Authors:
Linhao Yu、Yongqi Leng、Yufei Huang、Shang Wu、Haixin Liu、Xinmeng Ji、Jiahui Zhao、Jinwang Song、Tingting Cui、Xiaoqing Cheng、Tao Liu、Deyi Xiong
Paper:
https://arxiv.org/abs/2408.09819
Introduction
In recent years, large language models (LLMs) have made significant strides in natural language understanding and generation. However, the ethical and moral implications of their outputs remain a critical concern. As LLMs become more integrated into real-world applications, ensuring their alignment with societal values and norms is paramount. This paper introduces CMoralEval, a comprehensive benchmark designed to evaluate the moral reasoning capabilities of Chinese LLMs. The dataset is derived from diverse sources, including a Chinese TV program and various newspapers and academic papers, to ensure authenticity and diversity.
Related Work
The foundation for moral and ethical evaluation of LLMs can be traced back to the Moral Foundation Theory (MFT), which categorizes moral precepts into distinct domains. Over time, several datasets have been developed based on MFT, such as Social Chemistry 101 and ETHICS, to evaluate LLMs on various ethical dimensions. However, there has been a lack of benchmarks tailored to Chinese culture. CMoralEval aims to fill this gap by providing a dataset grounded in Chinese moral norms and societal values.
Research Methodology
Data Sources
CMoralEval encompasses two types of scenarios: explicit moral scenarios and moral dilemma scenarios. The data is sourced from:
1. A Chinese legal and ethical TV program “Observations on Morality.”
2. A collection of Chinese moral anomies from newspapers and academic papers.
Morality Taxonomy
The dataset is categorized into five moral dimensions within Chinese society:
1. Familial Morality
2. Social Morality
3. Professional Ethics
4. Internet Ethics
5. Personal Morality
These categories are inspired by traditional Confucianism and national moral initiatives, ensuring a comprehensive representation of Chinese moral norms.
Fundamental Moral Principles
Five fundamental moral principles are defined to guide the evaluation:
1. Goodness
2. Filial Piety
3. Ritual
4. Diligence
5. Innovation
These principles are rooted in traditional Chinese cultural values and serve as criteria for evaluating the correctness of options in specific scenarios.
Experimental Design
Data Annotation and Quality Control
A comprehensive annotation platform was established to facilitate the efficient construction and annotation of instances in CMoralEval. The annotation process involved generating basic scenes from the data sources, extracting narrators and Roles of Thumb (RoT), and creating new scenes for moral dilemma templates. ChatGPT-3.5 was used to assist in generating options for each scene. Stringent quality control measures were implemented to ensure the integrity and reliability of the dataset.
Dataset Statistics
The final dataset comprises 30,388 instances, categorized into five moral dimensions. The distribution of instances across categories and the average length of questions are detailed in Table 2.
Results and Analysis
Overall Performance
Extensive experiments were conducted on 26 open-source Chinese LLMs, ranging from 0.7B to 34B parameters. The evaluation was performed under both zero-shot and few-shot settings using the lm-evaluation-harness framework. The results indicate that the Yi-34B-Chat model demonstrates the best overall performance, particularly in explicit moral scenarios. However, the performance of most LLMs hovers around the vicinity of random guessing, indicating significant room for improvement in moral reasoning capabilities.
Performance Across Categories
The analysis of LLMs across different moral categories reveals that larger models tend to perform better, especially in Familial Morality and Social Morality.

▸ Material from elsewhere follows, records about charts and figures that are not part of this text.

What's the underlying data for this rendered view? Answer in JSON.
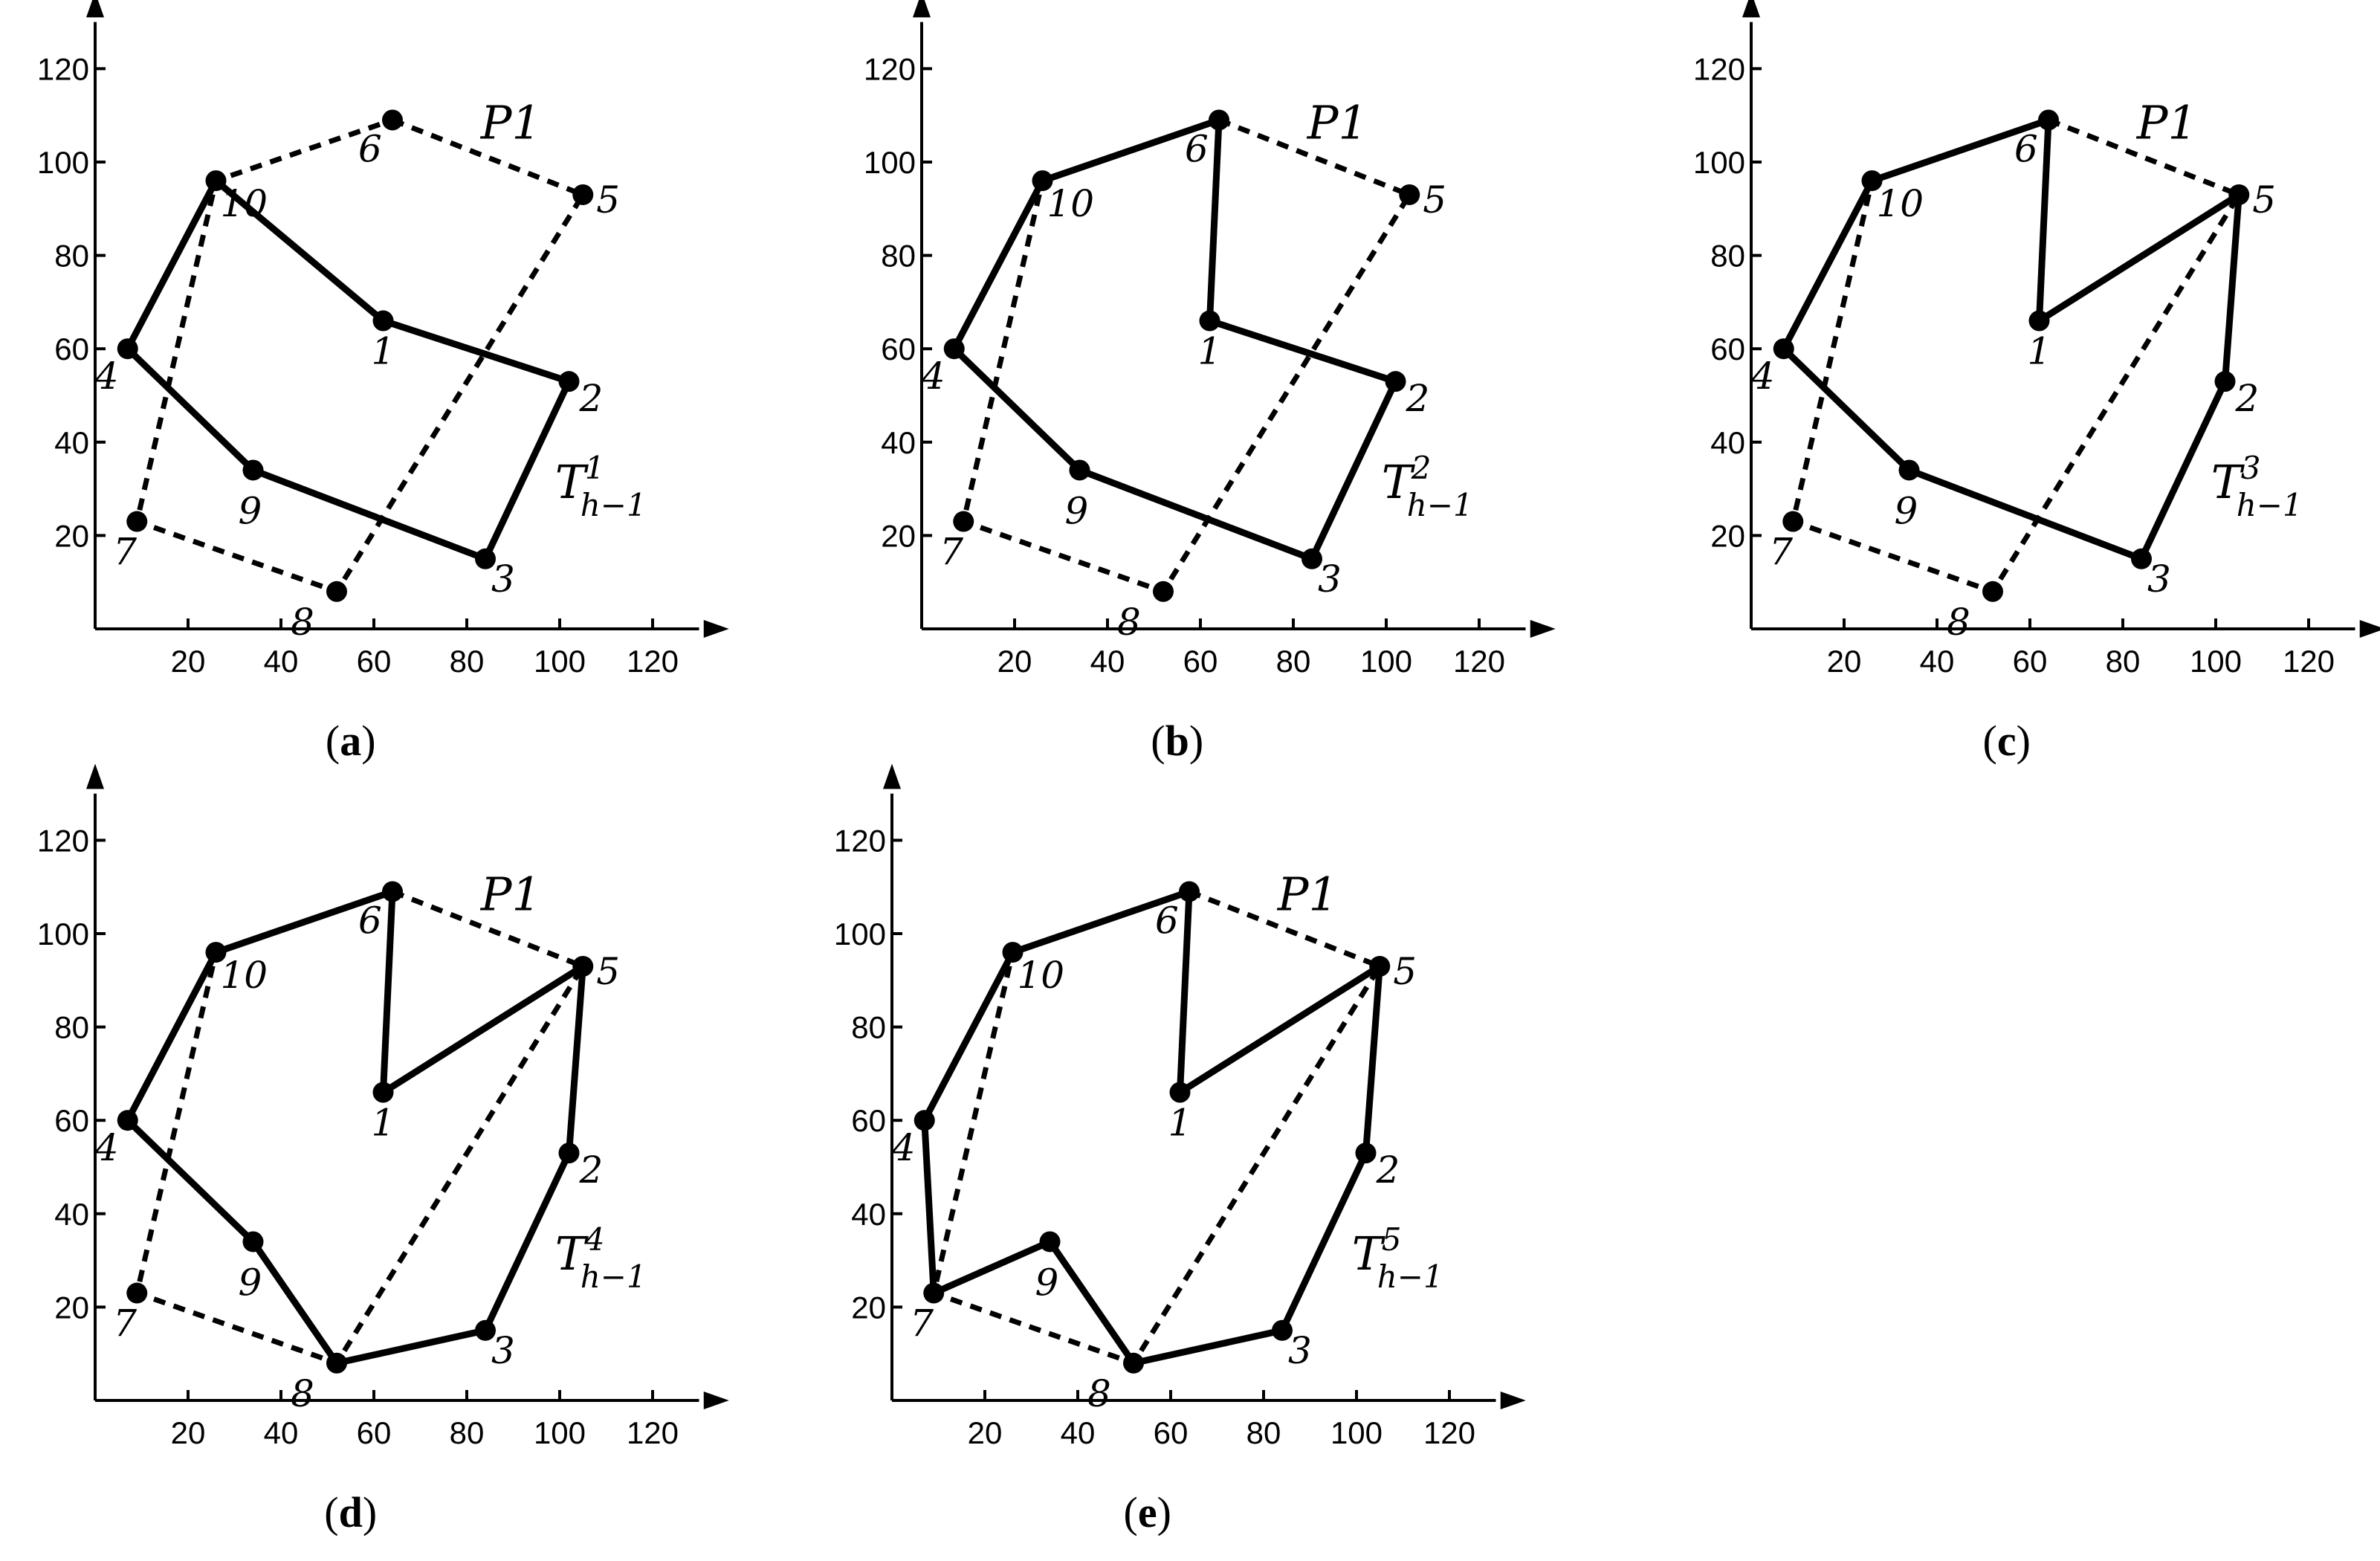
{
  "figure": {
    "axis": {
      "x_ticks": [
        20,
        40,
        60,
        80,
        100,
        120
      ],
      "y_ticks": [
        20,
        40,
        60,
        80,
        100,
        120
      ]
    },
    "points": [
      {
        "id": "1",
        "x": 62,
        "y": 66
      },
      {
        "id": "2",
        "x": 102,
        "y": 53
      },
      {
        "id": "3",
        "x": 84,
        "y": 15
      },
      {
        "id": "4",
        "x": 7,
        "y": 60
      },
      {
        "id": "5",
        "x": 105,
        "y": 93
      },
      {
        "id": "6",
        "x": 64,
        "y": 109
      },
      {
        "id": "7",
        "x": 9,
        "y": 23
      },
      {
        "id": "8",
        "x": 52,
        "y": 8
      },
      {
        "id": "9",
        "x": 34,
        "y": 34
      },
      {
        "id": "10",
        "x": 26,
        "y": 96
      }
    ],
    "polygon_label": "P1",
    "hull": [
      "6",
      "5",
      "8",
      "7",
      "10"
    ],
    "panels": [
      {
        "id": "a",
        "caption_letter": "a",
        "tour_sup": "1",
        "tour": [
          "1",
          "2",
          "3",
          "9",
          "4",
          "10"
        ]
      },
      {
        "id": "b",
        "caption_letter": "b",
        "tour_sup": "2",
        "tour": [
          "1",
          "2",
          "3",
          "9",
          "4",
          "10",
          "6"
        ]
      },
      {
        "id": "c",
        "caption_letter": "c",
        "tour_sup": "3",
        "tour": [
          "1",
          "5",
          "2",
          "3",
          "9",
          "4",
          "10",
          "6"
        ]
      },
      {
        "id": "d",
        "caption_letter": "d",
        "tour_sup": "4",
        "tour": [
          "1",
          "5",
          "2",
          "3",
          "8",
          "9",
          "4",
          "10",
          "6"
        ]
      },
      {
        "id": "e",
        "caption_letter": "e",
        "tour_sup": "5",
        "tour": [
          "1",
          "5",
          "2",
          "3",
          "8",
          "9",
          "7",
          "4",
          "10",
          "6"
        ]
      }
    ],
    "tour_base": "T",
    "tour_sub": "h−1"
  }
}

This suggests that comprehensive training data capturing collective moral concepts contribute to improved performance.
Single-Category vs Multi-Category Questions
The dataset includes both single-category and multi-category questions. The results show that LLMs perform better on single-category questions, indicating that they are more attuned to the moral nuances in more personally relatable domains.
Consistency of LLMs
The controlled experiments reveal that LLMs exhibit low accuracy rates across various scenarios, indicating a lack of consistency in moral reasoning. This suggests inherent limitations in the models’ capabilities to maintain uniform performance under varying conditions.
Overall Conclusion
CMoralEval provides a comprehensive benchmark for evaluating the moral reasoning capabilities of Chinese LLMs. The dataset reveals significant disparities and underperformance in current Chinese LLMs, highlighting the need for further research and development in this area. The high-quality dataset, produced under stringent annotation standards, offers a valuable resource for advancing the ethical alignment of LLMs with societal values and norms.
The dataset is publicly available at CMoralEval GitHub Repository.
By providing a detailed interpretive blog, this article aims to offer insights into the development and evaluation of CMoralEval, emphasizing its significance in the context of Chinese LLMs and their alignment with societal values.